Big Data and Social Mining


n october 9, I attended a live seminar about Big Data and Social Mining, organized by PMI-NIC (PMI Northern Italy Chapter) in Milan.

The organizer, professor Francesco Varanini, on his blog – – writes that

“… every project leaves digital traces … created and maintained by digital devices …”

and he continues ” … Big Data are just this: a big mass of data, initially served to a precise aim, but above all useful to the project’s government …”

and about the project team’s he states “… the real challenge is to understand how in the digital material organized by the project team are hidden unexpected knowledge …”

I found very interesting two speeches, the first held by two university researchers (University of Pisa) Simone Ferrucci and Emmanuele Chersoni and the second held by a very experienced TrentoRISE researcher Marco Guerini.

Cytoscape Network Visualization Example

Cytoscape Network Example

Simone Ferrucci and Emmanuele Chersoni showed an interesting application; they explained how simple was to build the network of relations among the followers of a particular subject on Twitter.
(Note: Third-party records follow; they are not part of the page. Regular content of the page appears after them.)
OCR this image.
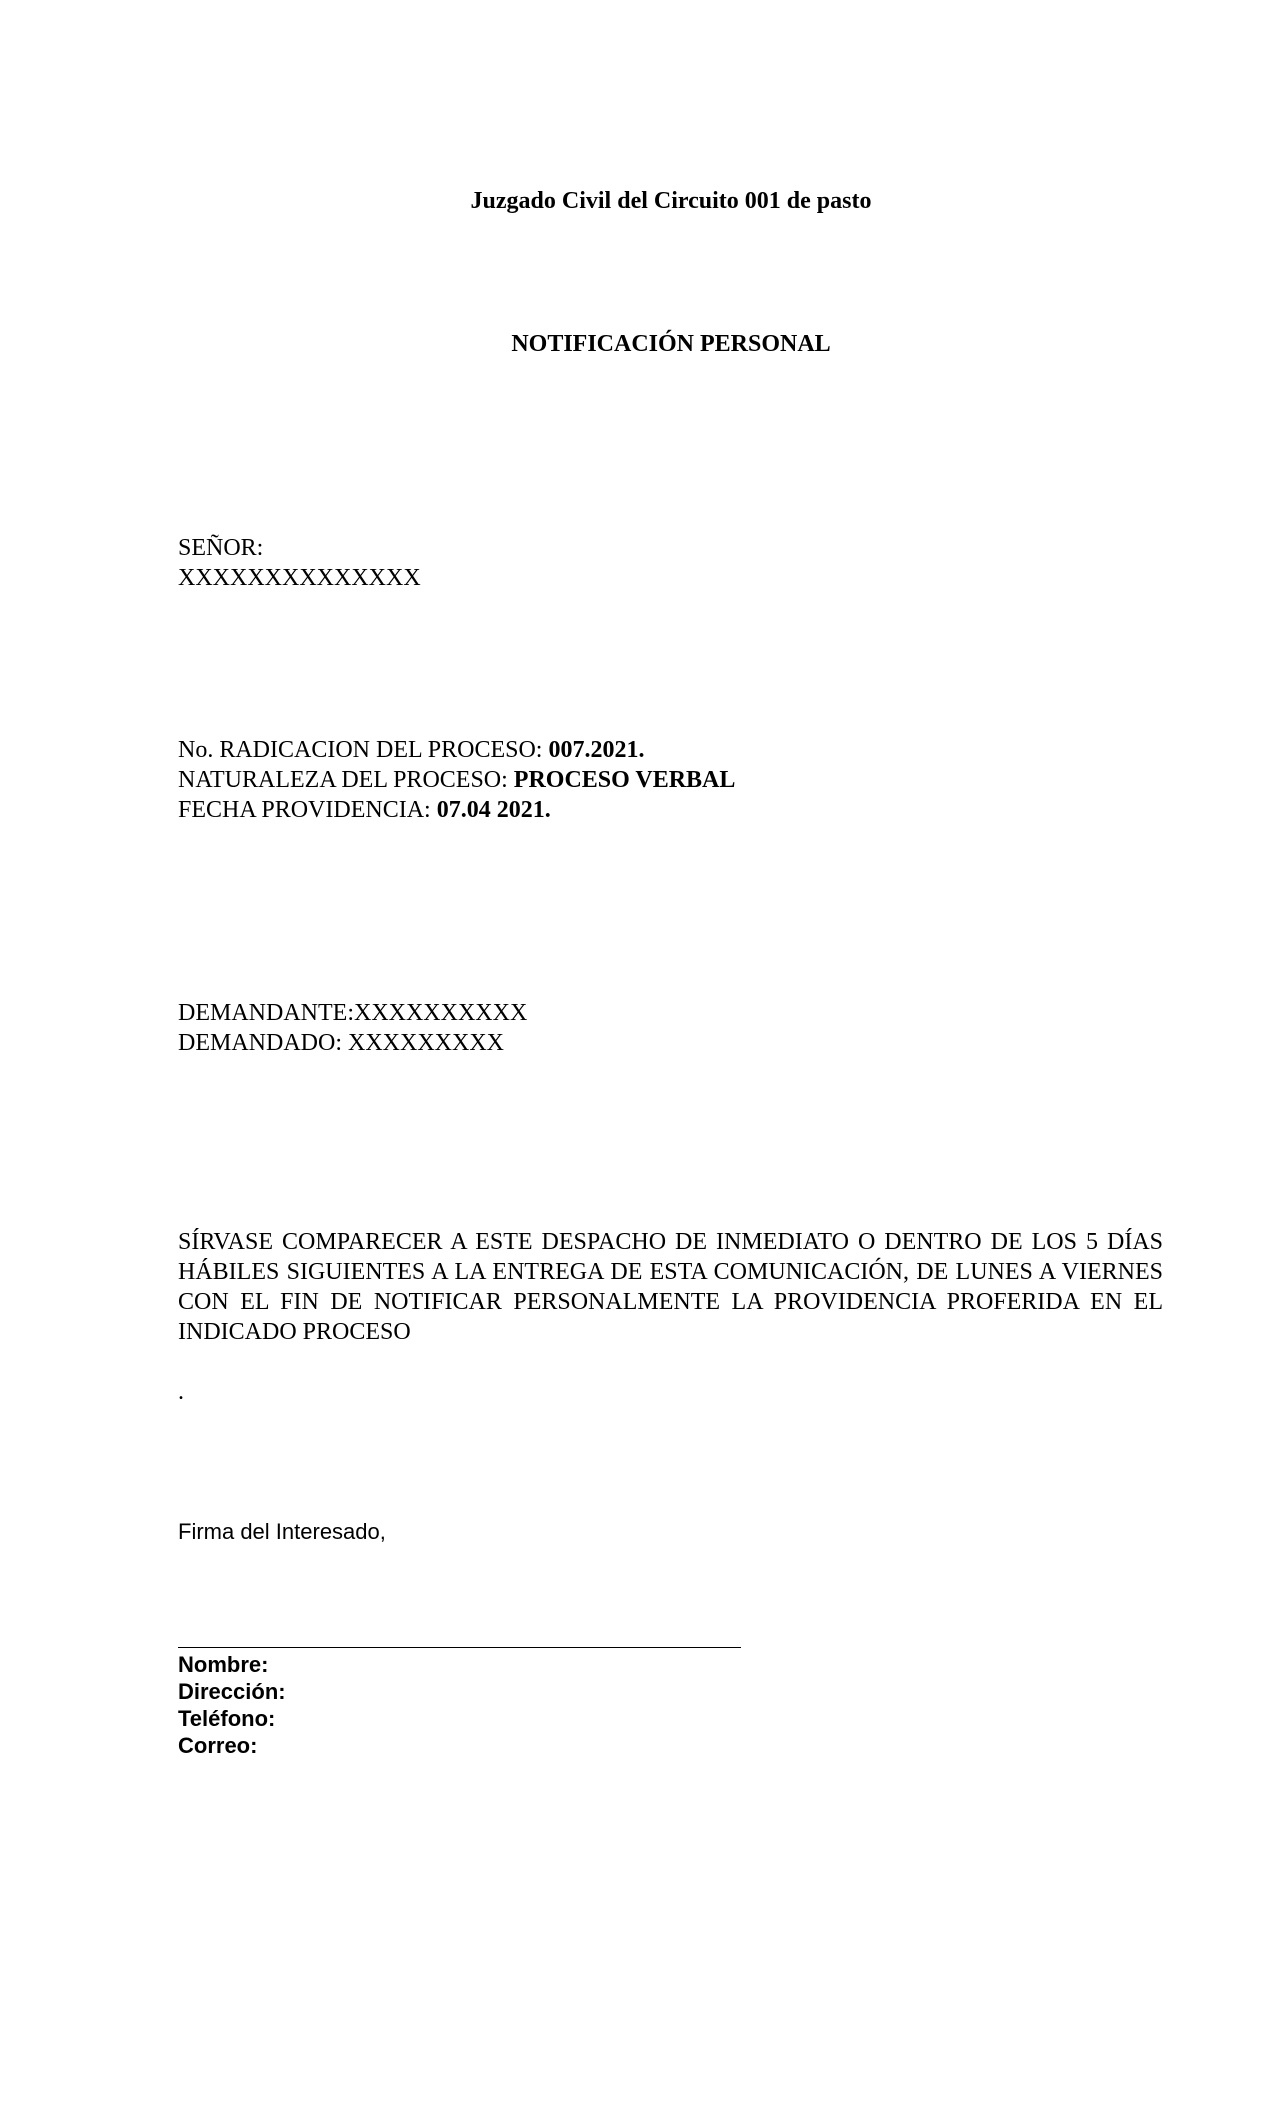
Juzgado Civil del Circuito 001 de pasto
NOTIFICACIÓN PERSONAL
SEÑOR:
XXXXXXXXXXXXXX
No. RADICACION DEL PROCESO: 007.2021.
NATURALEZA DEL PROCESO: PROCESO VERBAL
FECHA PROVIDENCIA: 07.04 2021.
DEMANDANTE:XXXXXXXXXX
DEMANDADO: XXXXXXXXX
SÍRVASE COMPARECER A ESTE DESPACHO DE INMEDIATO O DENTRO DE LOS 5 DÍAS HÁBILES SIGUIENTES A LA ENTREGA DE ESTA COMUNICACIÓN, DE LUNES A VIERNES CON EL FIN DE NOTIFICAR PERSONALMENTE LA PROVIDENCIA PROFERIDA EN EL INDICADO PROCESO
.
Firma del Interesado,
Nombre:
Dirección:
Teléfono:
Correo:
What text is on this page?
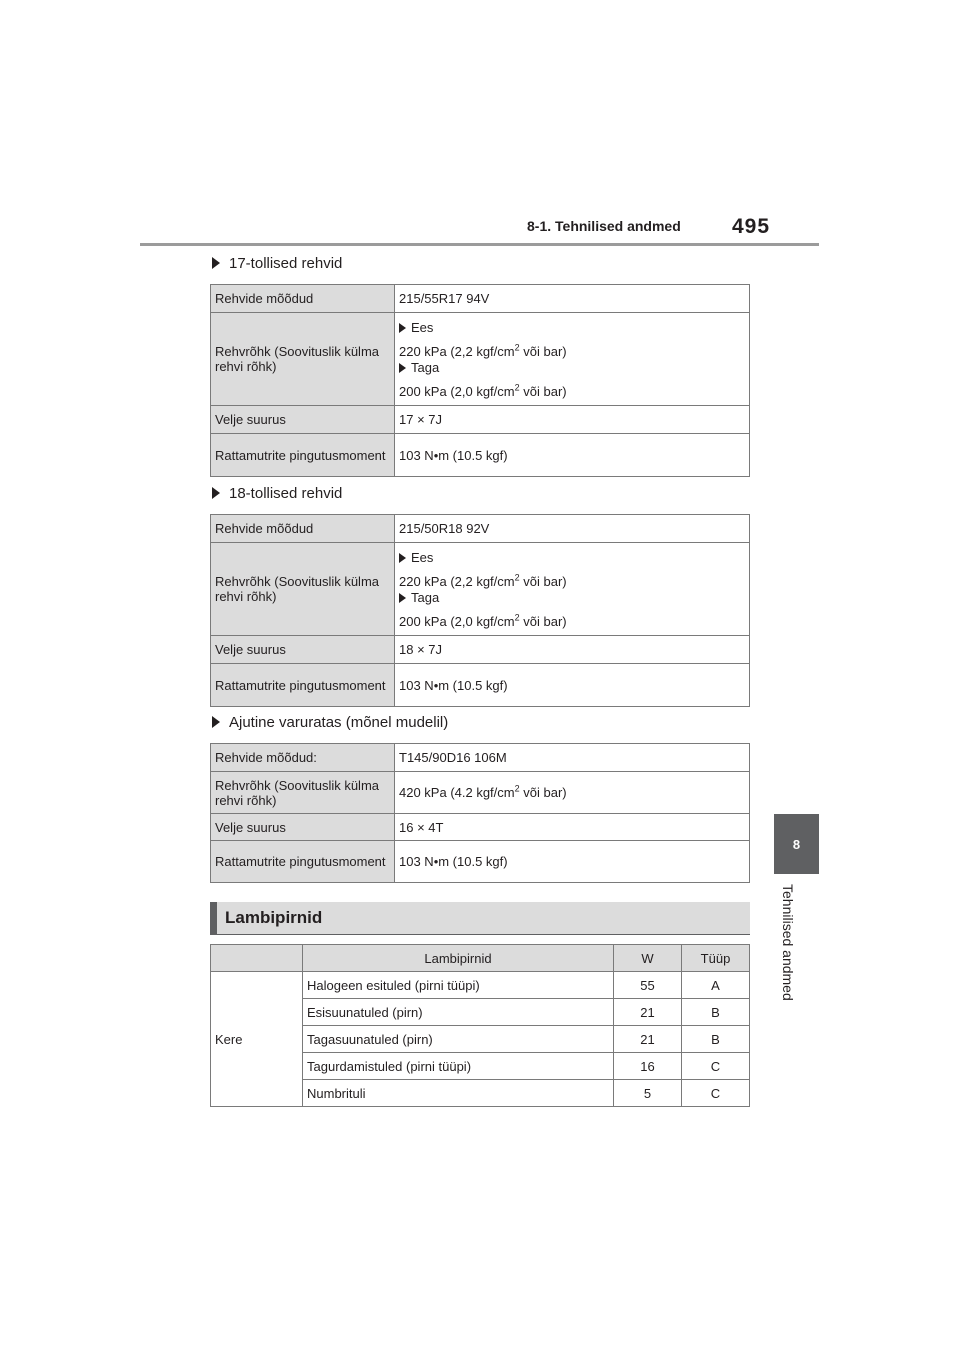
8-1. Tehnilised andmed 495
8
Tehnilised andmed
17-tollised rehvid
Rehvide mõõdud	215/55R17 94V
Rehvrõhk (Soovituslik külma rehvi rõhk)	Ees

220 kPa (2,2 kgf/$cm^2$ või bar)

Taga

200 kPa (2,0 kgf/$cm^2$ või bar)

Velje suurus	17 × 7J
Rattamutrite pingutusmoment	103 N•m (10.5 kgf)
18-tollised rehvid
Rehvide mõõdud	215/50R18 92V
Rehvrõhk (Soovituslik külma rehvi rõhk)	Ees

220 kPa (2,2 kgf/$cm^2$ või bar)

Taga

200 kPa (2,0 kgf/$cm^2$ või bar)

Velje suurus	18 × 7J
Rattamutrite pingutusmoment	103 N•m (10.5 kgf)
Ajutine varuratas (mõnel mudelil)
Rehvide mõõdud:	T145/90D16 106M
Rehvrõhk (Soovituslik külma rehvi rõhk)	420 kPa (4.2 kgf/$cm^2$ või bar)
Velje suurus	16 × 4T
Rattamutrite pingutusmoment	103 N•m (10.5 kgf)
Lambipirnid
	Lambipirnid	W	Tüüp
Kere	Halogeen esituled (pirni tüüpi)	55	A
	Esisuunatuled (pirn)	21	B
	Tagasuunatuled (pirn)	21	B
	Tagurdamistuled (pirni tüüpi)	16	C
	Numbrituli	5	C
For that aim they used Cytoscape – – an interesting Open source bioinformatics software platform for visualizing molecular interaction networks.

Though its original scope was different, you could use it for building a network based, for example, on the stakeholders of a project through the analysis of all the emails shared during the entire life of the initiative.

But what are we supposed to do with the result of this analysis? We could become aware of a distorsion in the communication lines and we could take corrective actions.

Another very interesting speech was held by Marco Guerini (TrentoRISE); he analyzed many US political speeches with reference to the behavior and intentions of the speaker.

Social Mining

Social Data Mining

He mentioned the negative and positive buzzes caused by the speaker’s behavior (or intentions); analyzing the comments to their speeches as well as the reactions, he could find some very interesting differences, for example, between male and female politicians (for example female are less aggressive and use less negative terms than male politicians to attract consensus).

Comparing this research to project management activities, the PM could analyze the content of his/her emails collected during the whole life of the project discovering unexpected relations and behavior that could bring the PM to verify and correct what seemed to be the cause of a distorsion in communications among the stakeholders.

I’m leaving this post with a “dictum”: Data don’t say anything till you ask them the right question.

So, don’t try to find the right tool, but try to analyze the data instead.